Happy Birthday, Arthur
Today in 1842 the musical half of Gilbert and Sullivan - Sir Arthur Sullivan - was born. Besides the undying music of G&S, he wrote a couple of operas - The Rose of Persia and Ivanhoe - which were popular in their day, and a cantata, The Golden Legend, which was almost as popular as Handel's Messiah. But it is, of course, as half of the pair whose comic light operas (or operettas) are performed more often than any other that he will be remembered.
In "the interests of full disclosure" (to stave off a repeat of a couple of years ago), this from Wikipedia:
Sullivan's artistic output included 23 operas, 13 orchestral works, eight choral or oratorio works, two ballets, incidental music to several plays, and numerous hymns and other church pieces, songs, parlour ballads, part songs, carols, and piano and chamber pieces.
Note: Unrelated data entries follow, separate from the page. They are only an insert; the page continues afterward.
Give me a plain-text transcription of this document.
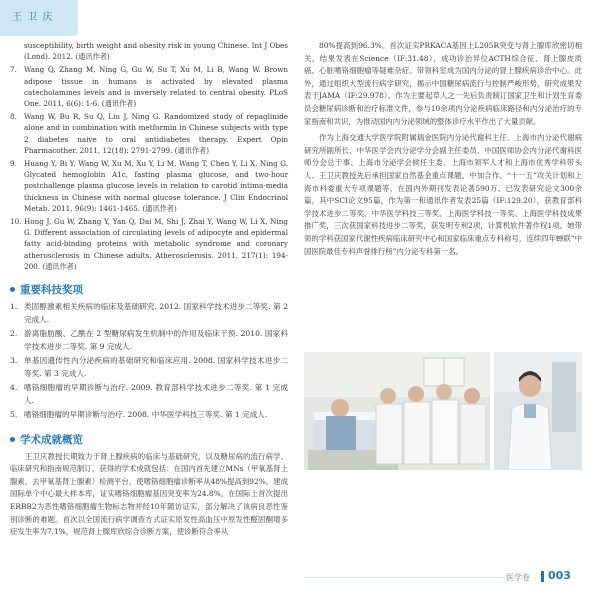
王 卫 庆
susceptibility, birth weight and obesity risk in young Chinese. Int J Obes (Lond). 2012. (通讯作者)
7. Wang Q, Zhang M, Ning G, Gu W, Su T, Xu M, Li B, Wang W. Brown adipose tissue in humans is activated by elevated plasma catecholamines levels and is inversely related to central obesity. PLoS One. 2011, 6(6): 1-6. (通讯作者)
8. Wang W, Bu R, Su Q, Liu J, Ning G. Randomized study of repaglinide alone and in combination with metformin in Chinese subjects with type 2 diabetes naive to oral antidiabetes therapy. Expert Opin Pharmacother. 2011, 12(18): 2791-2799. (通讯作者)
9. Huang Y, Bi Y, Wang W, Xu M, Xu Y, Li M, Wang T, Chen Y, Li X, Ning G. Glycated hemoglobin A1c, fasting plasma glucose, and two-hour postchallenge plasma glucose levels in relation to carotid intima-media thickness in Chinese with normal glucose tolerance. J Clin Endocrinol Metab. 2011, 96(9): 1461-1465. (通讯作者)
10. Hong J, Gu W, Zhang Y, Yan Q, Dai M, Shi J, Zhai Y, Wang W, Li X, Ning G. Different association of circulating levels of adipocyte and epidermal fatty acid-binding proteins with metabolic syndrome and coronary atherosclerosis in Chinese adults. Atherosclerosis. 2011, 217(1): 194-200. (通讯作者)
重要科技奖项
1. 类固醇激素相关疾病的临床及基础研究. 2012. 国家科学技术进步二等奖. 第 2 完成人.
2. 游离脂肪酸、乙酰在 2 型糖尿病发生机制中的作用及临床干预. 2010. 国家科学技术进步二等奖. 第 9 完成人.
3. 单基因遗传性内分泌疾病的基础研究和临床应用. 2008. 国家科学技术进步二等奖. 第 3 完成人.
4. 嗜铬细胞瘤的早期诊断与治疗. 2009. 教育部科学技术进步二等奖. 第 1 完成人.
5. 嗜铬细胞瘤的早期诊断与治疗. 2008. 中华医学科技三等奖. 第 1 完成人.
学术成就概览

王卫庆教授长期致力于肾上腺疾病的临床与基础研究，以及糖尿病的流行病学、临床研究和指南规范制订，获得的学术成就包括：在国内首先建立MNs（甲氧基肾上腺素，去甲氧基肾上腺素）检测平台，使嗜铬细胞瘤诊断率从48%提高到92%，建成国际单个中心最大样本库，证实嗜铬细胞瘤基因突变率为24.8%，在国际上首次提出ERBB2为恶性嗜铬细胞瘤生物标志物并经10年随访证实，部分解决了该病良恶性鉴别诊断的难题。首次以全国流行病学调查方式证实原发性高血压中原发性醛固酮增多症发生率为7.1%，规范肾上腺库欣综合诊断方案，使诊断符合率从

80%提高到96.3%。首次证实PRKACA基因上L205R突变与肾上腺库欣密切相关，结果发表在Science（IF:31.48），成功诊治异位ACTH综合征、肾上腺皮质癌、心脏嗜铬细胞瘤等疑难杂症。带领科室成为国内分泌的肾上腺疾病诊治中心。此外，通过组织大型流行病学研究，揭示中国糖尿病流行与控制严峻形势，研究成果发表于JAMA（IF:29.978）。作为主要起草人之一先后负责制订国家卫生和计划生育委员会糖尿病诊断和治疗标准文件，参与10余项内分泌疾病临床路径和内分泌治疗的专家指南和共识，为推动国内内分泌领域的整体诊疗水平作出了大量贡献。

作为上海交通大学医学院附属瑞金医院内分泌代谢科主任、上海市内分泌代谢病研究所副所长、中华医学会内分泌学分会副主任委员、中国医师协会内分泌代谢科医师分会总干事、上海市分泌学会候任主委、上海市领军人才和上海市优秀学科带头人、王卫庆教授先后承担国家自然基金重点课题、中加合作、“十一五”攻关计划和上海市科委重大专项课题等，在国内外期刊发表论著590万、已发表研究论文300余篇，其中SCI论文95篇，作为第一和通讯作者发表25篇（IF:129.20），获教育部科学技术进步二等奖、中华医学科技三等奖、上海医学科技一等奖、上海医学科技成果推广奖，三次获国家科技进步二等奖，获发明专利2项，计算机软件著作权1项。她带领的学科获国家代谢性疾病临床研究中心和国家临床重点专科称号，连续四年蝉联“中国医院最佳专科声誉排行榜”内分泌专科第一名。

医学卷 003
Apart from his comic operas with Gilbert, Sullivan is best known for some of his hymns and parlour songs, including "Onward Christian Soldiers", "The Absent-Minded Beggar", and "The Lost Chord". However, his most critically praised pieces include his Irish Symphony, his Concerto for Cello and Orchestra, his Overture di Ballo, The Martyr of Antioch, The Golden Legend, and, of the Savoy Operas, The Yeomen of the Guard. Sullivan's only grand opera, Ivanhoe, was initially successful but has been little heard since his death.
Labels: birthdays, entertainment
1 Comments:
Actually I would suggest that, although Sullivan has a wide range of very impressive work outside the Savoy operas, we are less po-faced about these things these days, and his most critically acclaimed work today is probably 'The Mikado'.